Em 1966, o disco instrumental O violão de Toquinho apresentou o virtuoso músico de 20 anos que em seguida se tornaria um dos mais renomados artistas da música popular brasileira. Adolescente ainda, Antonio Pecci Filho já fazia as seis cordas vibrarem na efervescente cena musical paulistana que reunia nomes como, entre outros, Chico Buarque, um de seus primeiros letristas parceiros. Mas foi ao lado de Vinicius de Moraes (1913 – 1980) que Toquinho consolidou a trajetória que celebra no palco, a extensão de sua casa, como define.

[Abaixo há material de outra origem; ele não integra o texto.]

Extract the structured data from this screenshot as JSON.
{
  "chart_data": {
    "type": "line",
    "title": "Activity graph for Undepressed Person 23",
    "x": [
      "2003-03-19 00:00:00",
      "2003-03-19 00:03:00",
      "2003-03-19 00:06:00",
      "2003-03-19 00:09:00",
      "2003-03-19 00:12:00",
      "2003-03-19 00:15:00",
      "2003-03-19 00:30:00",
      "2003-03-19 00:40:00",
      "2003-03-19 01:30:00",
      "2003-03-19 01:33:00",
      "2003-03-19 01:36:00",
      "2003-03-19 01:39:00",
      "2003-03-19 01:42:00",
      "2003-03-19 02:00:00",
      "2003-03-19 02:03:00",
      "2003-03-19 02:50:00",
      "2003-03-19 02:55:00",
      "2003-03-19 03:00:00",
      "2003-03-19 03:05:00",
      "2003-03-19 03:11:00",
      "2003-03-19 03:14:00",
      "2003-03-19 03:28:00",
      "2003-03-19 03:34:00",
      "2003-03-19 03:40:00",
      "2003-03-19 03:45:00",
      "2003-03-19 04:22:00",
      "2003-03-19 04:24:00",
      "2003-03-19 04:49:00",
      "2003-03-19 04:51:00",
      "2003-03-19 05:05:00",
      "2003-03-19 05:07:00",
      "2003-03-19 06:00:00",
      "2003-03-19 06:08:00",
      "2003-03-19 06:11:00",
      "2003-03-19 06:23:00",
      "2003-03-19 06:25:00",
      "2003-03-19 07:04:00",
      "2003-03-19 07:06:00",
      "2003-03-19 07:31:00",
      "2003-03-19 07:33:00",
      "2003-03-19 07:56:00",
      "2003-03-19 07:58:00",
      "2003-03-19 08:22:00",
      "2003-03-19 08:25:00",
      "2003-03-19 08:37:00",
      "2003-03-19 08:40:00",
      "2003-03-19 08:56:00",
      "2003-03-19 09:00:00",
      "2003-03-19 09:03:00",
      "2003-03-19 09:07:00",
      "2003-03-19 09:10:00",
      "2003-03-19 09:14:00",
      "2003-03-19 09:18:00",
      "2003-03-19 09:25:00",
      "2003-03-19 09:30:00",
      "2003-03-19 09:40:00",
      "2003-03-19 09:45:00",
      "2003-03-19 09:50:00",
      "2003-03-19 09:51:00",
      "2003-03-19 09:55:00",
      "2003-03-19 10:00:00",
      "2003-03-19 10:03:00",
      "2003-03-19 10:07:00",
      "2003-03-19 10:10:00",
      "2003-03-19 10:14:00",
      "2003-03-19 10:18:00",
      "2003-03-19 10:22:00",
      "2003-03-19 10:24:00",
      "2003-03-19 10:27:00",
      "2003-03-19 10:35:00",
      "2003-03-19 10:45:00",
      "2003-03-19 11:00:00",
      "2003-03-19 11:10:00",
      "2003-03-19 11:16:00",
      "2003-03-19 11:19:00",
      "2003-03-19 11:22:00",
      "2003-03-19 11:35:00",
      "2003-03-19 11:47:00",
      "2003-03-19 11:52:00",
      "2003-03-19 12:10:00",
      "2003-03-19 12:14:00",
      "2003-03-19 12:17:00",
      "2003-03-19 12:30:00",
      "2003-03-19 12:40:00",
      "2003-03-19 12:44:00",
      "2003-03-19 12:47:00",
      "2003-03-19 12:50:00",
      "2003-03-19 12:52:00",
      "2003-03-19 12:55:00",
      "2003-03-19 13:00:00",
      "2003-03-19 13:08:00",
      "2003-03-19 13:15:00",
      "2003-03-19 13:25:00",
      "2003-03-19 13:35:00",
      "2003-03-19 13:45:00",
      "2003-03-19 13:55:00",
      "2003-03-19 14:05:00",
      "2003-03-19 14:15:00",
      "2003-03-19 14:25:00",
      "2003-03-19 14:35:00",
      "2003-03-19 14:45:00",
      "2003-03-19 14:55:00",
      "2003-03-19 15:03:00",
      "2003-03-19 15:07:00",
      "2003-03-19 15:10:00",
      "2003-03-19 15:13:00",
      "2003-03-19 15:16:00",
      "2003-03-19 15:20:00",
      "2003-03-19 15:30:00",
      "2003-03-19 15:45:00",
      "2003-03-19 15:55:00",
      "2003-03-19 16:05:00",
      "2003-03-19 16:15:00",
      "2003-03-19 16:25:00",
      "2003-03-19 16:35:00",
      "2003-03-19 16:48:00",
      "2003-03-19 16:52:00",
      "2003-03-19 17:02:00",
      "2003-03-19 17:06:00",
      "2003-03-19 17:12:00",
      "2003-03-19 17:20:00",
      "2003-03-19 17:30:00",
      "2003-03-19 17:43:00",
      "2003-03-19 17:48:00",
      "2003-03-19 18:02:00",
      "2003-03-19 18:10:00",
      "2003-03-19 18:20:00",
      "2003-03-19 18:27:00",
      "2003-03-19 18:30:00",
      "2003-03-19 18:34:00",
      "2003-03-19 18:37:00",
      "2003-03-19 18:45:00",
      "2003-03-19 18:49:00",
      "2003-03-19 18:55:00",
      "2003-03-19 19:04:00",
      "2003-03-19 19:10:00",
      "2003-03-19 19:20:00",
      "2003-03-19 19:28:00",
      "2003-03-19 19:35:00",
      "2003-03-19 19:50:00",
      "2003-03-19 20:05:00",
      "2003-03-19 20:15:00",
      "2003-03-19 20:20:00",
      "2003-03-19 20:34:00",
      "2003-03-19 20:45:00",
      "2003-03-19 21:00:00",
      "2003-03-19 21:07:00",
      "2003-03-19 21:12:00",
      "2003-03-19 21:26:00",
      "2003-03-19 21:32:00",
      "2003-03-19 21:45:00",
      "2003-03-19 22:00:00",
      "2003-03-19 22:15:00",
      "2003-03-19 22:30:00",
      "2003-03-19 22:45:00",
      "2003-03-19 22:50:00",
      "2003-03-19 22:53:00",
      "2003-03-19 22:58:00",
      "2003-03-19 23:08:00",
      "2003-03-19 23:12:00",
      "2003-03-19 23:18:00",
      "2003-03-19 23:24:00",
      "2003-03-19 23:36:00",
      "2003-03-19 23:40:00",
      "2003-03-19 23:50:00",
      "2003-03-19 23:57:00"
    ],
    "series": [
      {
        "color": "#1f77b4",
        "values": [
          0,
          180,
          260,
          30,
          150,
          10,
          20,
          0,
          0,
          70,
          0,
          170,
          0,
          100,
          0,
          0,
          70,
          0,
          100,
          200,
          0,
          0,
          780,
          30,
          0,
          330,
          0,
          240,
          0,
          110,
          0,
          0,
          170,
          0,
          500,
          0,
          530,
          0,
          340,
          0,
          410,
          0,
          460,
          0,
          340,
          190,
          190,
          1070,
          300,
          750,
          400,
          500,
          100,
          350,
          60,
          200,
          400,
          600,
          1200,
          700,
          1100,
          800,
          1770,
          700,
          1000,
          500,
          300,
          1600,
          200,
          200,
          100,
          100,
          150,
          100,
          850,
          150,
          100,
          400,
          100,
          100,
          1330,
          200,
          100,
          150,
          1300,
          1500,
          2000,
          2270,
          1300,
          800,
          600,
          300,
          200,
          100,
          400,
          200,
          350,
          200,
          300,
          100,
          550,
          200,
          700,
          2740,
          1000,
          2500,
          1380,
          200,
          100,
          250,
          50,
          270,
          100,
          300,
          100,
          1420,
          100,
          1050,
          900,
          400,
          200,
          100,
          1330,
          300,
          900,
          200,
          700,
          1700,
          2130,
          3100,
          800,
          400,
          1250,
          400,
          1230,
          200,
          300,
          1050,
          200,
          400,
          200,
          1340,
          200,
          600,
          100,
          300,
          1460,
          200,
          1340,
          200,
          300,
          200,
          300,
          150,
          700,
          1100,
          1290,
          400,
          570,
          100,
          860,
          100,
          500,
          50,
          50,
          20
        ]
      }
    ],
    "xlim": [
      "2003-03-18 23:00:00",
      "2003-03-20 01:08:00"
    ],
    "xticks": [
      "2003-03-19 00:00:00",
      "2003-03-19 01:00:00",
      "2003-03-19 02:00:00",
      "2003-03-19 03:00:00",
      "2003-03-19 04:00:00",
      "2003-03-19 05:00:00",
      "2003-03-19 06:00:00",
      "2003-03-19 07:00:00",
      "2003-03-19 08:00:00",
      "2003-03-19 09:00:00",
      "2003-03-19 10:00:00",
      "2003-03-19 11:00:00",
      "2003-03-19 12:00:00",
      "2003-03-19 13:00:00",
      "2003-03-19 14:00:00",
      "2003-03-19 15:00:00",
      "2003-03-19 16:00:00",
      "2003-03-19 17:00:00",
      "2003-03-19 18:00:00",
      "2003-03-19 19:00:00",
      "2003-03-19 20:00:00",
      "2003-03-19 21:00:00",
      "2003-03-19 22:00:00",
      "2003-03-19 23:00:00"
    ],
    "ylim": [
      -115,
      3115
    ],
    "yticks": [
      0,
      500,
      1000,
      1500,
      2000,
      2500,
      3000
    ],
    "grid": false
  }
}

Para comemorar seus 50 anos de carreira, Toquinho formatou um espetáculo em que apresenta sucessos de diferentes épocas ao lado de convidados. No show que chega a Porto Alegre nesta sexta-feira, às 21h, no Teatro do Bourbon Country, a parceria é com a cantora carioca Joyce Moreno. Os ingressos custam entre R$ 140 e R$ 320 (veja mais informações abaixo).
No repertório estão previstas canções como Que maraviha (com Jorge Ben), Carta ao Tom 74 (com Vinicius) e Aquarela (com Vinicius, Guido Morra e Maurizio Fabrizio), um dos maiores hits de Toquinho (com Vinicius, Guido Morra e Maurizio Fabrizio), que aproveitou a melodia de Uma rosa em minha mão, gravada por ele em 1974. Joyce, por sua vez, cantará de seu repertório faixas como Clareana e Monseiur Binot.
Os 50 anos de carreira coincidem com os 70 anos de idade que Toquinho completou no dia 6 de julho. Em entrevista por e-mail a Zero Hora, o artista faz um balanço dessa profícua trajetória, lembra de Vinicius, comenta seu perfil agregador e afirma que vive em um processo de "constante renovação e contínuo aprimoramento":
– Penso muito na música Para viver um grande amor: "Eu não ando só / só ando em boa companhia / com meu violão / minha canção e a poesia". Há uma comemoração a cada acorde novo, a cada subida no palco, a cada disco gravado, a cada aplauso do público que se renova por muitas gerações.
Você comemora em 2016, 70 anos de idade e 50 do lançamento de seu primeiro disco, O violão de Toquinho. Que balanço faz de sua carreira?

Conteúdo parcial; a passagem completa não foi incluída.